Proof. Let \(f: \mathbb{R}^d \to \mathbb{R} \cup \{-\infty\}\), and let \(x \in \mathbb{R}^d\). We compute:

\[\begin{align*} u_{f^c}(x) &= \frac{1}{2} |x|^2 -f^c(x)\\ &= \frac{1}{2} |x|^2 - \inf_{ y \in \mathbb{R}^d} \left( \frac{1}{2}|x-y|^2 - f(y) \right)\\ &= \frac{1}{2} |x|^2 + \sup_{ y \in \mathbb{R}^d} \left( -\frac{1}{2}|x-y|^2 + f(y) \right)\\ &= \sup_{ y \in \mathbb{R}^d} \left(\frac{1}{2} |x|^2 -\frac{1}{2}|x-y|^2 + f(y) \right)\\ &=\sup_{ y \in \mathbb{R}^d} \left(\frac{1}{2} |x|^2 -\frac{1}{2}(|x|^2 - 2 x \cdot y + |y|^2) + f(y) \right)\\ &=\sup_{ y \in \mathbb{R}^d} \left( x \cdot y - \left(\frac{1}{2}|y|^2 - f(y) \right)\right)\\ &= (u_f)^*(x). \end{align*}\] This proves \(u_{f^c} = (u_f)^*\).

It remains to show that \(g: \mathbb{R}^d \to \mathbb{R} \cup \{-\infty\}\) is c-concave if and only if \(u_g\) is convex and lower semi-continuous.

Let \(g: \mathbb{R}^d \to \mathbb{R} \cup \{-\infty\}\). Assume \(g\) is c-concave. Then, \(g = f^c\) for some \(f:\mathbb{R}^d \to \mathbb{R} \cup \{-\infty\}\). Now, \(u_g = u_{f^c} = u_f^*\). By Fenchel Moreau this implies \(u_g\) is convex and lower semicontinous.

Now, assume \(u_g\) is convex and lower semicontinuous. Then, by Fenchel Moreau, \(u_g = h^*\) for some function \(h:\mathbb{R}^d \to \mathbb{R} \cup \{+ \infty\}\). Define \(f(x) = \frac{1}{2} |x|^2 - h(x)\) (so \(u_f(x) = h(x)\)). Then, \(u_g = (u_f)^*=u_{f^c}\), which implies \(g=f^c\). Thus, \(g\) is \(c\)-concave.

The Dual problem

Let \(X\) and \(Y\) be Polish spaces. Let \(\mu\) and \(\nu\) be probability measures on \(X\) and \(Y\) respectively. Let \(c: X \times Y \to [0,\infty]\) be lower semicontinuous. The dual problem of the Kantorovich problem is \[ \sup_{f(x)+g(y) \leq c(x,y)} \int f(x) d \mu(x) + \int g(y) d \nu(y) \tag{1}\] where the supremum is take over all \(f \in L^1(\mu), g \in L^1(\nu)\) such that \(f(x)+g(y) \leq c(x,y)\).

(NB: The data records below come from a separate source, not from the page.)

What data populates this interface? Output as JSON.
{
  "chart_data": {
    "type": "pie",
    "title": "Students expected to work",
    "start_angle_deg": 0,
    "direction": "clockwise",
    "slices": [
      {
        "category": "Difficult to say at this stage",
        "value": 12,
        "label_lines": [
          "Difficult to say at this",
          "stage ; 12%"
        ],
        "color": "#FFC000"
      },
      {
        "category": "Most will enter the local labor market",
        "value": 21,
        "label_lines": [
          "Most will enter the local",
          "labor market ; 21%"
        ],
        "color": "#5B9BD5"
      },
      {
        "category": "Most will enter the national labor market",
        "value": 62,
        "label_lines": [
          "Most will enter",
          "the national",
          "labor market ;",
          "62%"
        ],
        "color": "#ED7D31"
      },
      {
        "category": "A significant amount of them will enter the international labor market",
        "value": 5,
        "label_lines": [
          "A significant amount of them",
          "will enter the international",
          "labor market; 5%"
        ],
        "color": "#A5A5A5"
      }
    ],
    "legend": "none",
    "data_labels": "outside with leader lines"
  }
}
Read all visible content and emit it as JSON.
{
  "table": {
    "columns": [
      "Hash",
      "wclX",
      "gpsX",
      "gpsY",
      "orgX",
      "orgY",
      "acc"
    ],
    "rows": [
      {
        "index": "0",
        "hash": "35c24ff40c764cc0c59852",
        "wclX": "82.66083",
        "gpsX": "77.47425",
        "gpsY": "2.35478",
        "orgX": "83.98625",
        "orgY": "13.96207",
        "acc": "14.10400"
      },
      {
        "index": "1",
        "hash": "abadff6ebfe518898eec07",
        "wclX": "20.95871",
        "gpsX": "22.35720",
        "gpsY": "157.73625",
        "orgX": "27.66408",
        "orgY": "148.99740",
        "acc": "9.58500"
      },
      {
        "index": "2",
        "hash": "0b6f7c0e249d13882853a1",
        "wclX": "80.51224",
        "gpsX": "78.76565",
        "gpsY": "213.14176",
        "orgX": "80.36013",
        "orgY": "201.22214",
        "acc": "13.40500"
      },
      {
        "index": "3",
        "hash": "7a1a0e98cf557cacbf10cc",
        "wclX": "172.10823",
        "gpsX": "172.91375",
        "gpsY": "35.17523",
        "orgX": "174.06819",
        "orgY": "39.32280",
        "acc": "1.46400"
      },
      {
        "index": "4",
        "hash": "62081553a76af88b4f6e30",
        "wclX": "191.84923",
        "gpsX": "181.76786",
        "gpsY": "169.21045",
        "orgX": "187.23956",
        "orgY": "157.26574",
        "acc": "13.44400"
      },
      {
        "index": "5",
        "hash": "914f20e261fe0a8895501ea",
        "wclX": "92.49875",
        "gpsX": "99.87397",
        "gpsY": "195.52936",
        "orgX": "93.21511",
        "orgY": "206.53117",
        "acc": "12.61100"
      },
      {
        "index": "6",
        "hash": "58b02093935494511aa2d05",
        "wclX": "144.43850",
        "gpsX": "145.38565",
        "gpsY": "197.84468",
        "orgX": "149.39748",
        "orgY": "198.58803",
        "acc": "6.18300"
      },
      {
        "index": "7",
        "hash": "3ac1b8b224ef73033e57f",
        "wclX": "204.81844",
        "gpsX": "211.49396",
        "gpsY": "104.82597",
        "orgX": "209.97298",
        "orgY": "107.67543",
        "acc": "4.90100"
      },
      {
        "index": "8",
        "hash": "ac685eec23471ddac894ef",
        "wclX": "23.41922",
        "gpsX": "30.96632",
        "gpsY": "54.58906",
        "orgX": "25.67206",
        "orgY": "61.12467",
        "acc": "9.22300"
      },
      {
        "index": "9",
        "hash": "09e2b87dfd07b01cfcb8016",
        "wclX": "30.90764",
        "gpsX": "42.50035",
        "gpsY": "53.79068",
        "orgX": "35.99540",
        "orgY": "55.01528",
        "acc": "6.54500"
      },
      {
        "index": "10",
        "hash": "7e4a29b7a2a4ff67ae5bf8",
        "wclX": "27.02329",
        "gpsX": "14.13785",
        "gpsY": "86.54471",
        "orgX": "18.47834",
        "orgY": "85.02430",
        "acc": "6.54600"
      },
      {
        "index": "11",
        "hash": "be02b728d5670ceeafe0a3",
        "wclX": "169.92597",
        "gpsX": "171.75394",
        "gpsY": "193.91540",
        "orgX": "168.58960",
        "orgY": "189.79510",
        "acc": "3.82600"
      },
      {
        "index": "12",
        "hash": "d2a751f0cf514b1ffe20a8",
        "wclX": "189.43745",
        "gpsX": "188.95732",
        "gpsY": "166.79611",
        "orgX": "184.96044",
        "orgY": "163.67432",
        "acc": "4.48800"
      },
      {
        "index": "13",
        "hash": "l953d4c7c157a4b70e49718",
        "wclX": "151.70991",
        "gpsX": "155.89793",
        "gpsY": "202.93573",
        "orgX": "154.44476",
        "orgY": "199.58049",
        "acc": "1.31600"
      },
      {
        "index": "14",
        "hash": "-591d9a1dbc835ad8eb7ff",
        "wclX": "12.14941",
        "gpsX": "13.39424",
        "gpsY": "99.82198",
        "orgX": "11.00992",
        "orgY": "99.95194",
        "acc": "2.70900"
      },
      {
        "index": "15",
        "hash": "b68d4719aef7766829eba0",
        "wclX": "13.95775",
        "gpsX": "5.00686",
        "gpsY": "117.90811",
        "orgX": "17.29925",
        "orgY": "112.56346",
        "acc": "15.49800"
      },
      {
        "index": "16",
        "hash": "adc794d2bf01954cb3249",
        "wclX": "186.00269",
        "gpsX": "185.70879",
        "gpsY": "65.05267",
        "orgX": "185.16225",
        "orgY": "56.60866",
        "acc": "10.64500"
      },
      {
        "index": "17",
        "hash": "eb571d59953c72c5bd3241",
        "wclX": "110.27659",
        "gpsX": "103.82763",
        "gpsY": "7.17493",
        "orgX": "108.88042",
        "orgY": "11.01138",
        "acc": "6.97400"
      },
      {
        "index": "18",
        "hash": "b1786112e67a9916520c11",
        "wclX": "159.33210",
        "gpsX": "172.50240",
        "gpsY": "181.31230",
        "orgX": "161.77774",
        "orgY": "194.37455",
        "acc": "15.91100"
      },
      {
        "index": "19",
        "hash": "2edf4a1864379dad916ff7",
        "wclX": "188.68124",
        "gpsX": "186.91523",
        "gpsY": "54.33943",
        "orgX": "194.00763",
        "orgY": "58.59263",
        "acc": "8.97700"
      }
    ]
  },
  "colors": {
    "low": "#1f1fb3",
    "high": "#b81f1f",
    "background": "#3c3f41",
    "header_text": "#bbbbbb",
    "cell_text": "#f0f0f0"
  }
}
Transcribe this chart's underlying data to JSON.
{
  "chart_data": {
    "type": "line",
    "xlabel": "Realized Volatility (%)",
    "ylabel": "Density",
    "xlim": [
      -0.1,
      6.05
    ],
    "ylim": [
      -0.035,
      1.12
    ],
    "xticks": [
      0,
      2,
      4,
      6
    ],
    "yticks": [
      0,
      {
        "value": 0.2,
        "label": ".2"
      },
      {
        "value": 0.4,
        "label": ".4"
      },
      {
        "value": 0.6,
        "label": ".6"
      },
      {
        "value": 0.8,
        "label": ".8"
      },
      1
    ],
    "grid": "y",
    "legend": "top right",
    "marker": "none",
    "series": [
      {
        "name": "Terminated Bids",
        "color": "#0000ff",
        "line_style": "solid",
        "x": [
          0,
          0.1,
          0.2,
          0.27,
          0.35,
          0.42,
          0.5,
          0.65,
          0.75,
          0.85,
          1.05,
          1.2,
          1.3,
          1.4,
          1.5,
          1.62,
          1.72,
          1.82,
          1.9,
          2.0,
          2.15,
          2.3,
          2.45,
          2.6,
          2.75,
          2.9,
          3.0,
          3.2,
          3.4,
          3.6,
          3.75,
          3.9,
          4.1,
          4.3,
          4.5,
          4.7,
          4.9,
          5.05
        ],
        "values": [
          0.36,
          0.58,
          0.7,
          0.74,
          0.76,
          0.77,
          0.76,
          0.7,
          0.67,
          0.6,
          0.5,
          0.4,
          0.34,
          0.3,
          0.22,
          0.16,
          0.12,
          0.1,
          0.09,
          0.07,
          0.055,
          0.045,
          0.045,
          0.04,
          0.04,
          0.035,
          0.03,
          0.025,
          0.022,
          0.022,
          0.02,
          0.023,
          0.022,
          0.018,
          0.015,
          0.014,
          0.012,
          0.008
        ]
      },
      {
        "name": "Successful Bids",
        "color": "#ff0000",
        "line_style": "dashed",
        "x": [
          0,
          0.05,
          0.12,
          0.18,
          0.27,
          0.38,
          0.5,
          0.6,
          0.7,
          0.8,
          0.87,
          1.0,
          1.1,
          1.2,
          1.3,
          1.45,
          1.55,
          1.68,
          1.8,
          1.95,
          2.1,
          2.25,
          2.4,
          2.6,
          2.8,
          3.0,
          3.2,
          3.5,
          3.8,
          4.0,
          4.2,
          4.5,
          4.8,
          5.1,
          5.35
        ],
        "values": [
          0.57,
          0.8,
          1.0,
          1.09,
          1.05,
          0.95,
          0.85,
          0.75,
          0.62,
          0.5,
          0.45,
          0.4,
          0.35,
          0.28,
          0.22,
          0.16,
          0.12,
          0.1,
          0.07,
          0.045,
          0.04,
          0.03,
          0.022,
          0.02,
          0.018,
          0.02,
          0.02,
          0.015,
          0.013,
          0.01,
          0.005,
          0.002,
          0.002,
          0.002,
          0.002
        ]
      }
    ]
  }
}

There is one thing here that isn’t standard: sometimes you take instead \(f \in C_b(X)\), \(g \in C_b(Y)\) instead of \(f \in L^1(\mu), g \in L^1(\nu)\). That is, you maximize over the smaller set of continuous and bounded functions. Whenever \(X\) and \(Y\) are Polish spaces \(C_b\) is dense in \(L^1\) so the supremum is the same. However, working in \(L^1\) is can be convenient because sometimes maximizers \((f,g)\) of Equation 1 are non-continuous \(L^1\) functions.

Solvability of the Dual Problem with Quadratic Cost

Theorem 2 Let \(\mu\) and \(\nu\) be (Borel) probability measures on \(\mathbb{R}^d\). Assume \[\int_{\mathbb{R}^d} |x|^2 d \mu ( x) < +\infty \quad \text{and} \quad \int_{\mathbb{R}^d} |y|^2 d \mu ( x) < +\infty.\] Then, there is a maximizer \((f,g)\) to the dual Kantorovich problem. Moreover, \(u_f\) and \(u_g\) are both convex and \(u_f^* = u_g\).

This is Theorem 1.40 in (Santambrogio 2015) (p.32), a proof can be found there. For more general \(c(x,y)\), the dual problem still has a solution (and the maximum of the dual problem is equal to the infimum in the primal problem) as is discussed here. However, much of the proof in the non-quadratic case relies on theory of the \(c\)-transform instead of convex analysis. The book (Santambrogio 2015) is also a good resource to see the proof in the general case.

References

Santambrogio, Filippo. 2015. “Optimal Transport for Applied Mathematicians.” Birkäuser, NY 55 (58-63): 94.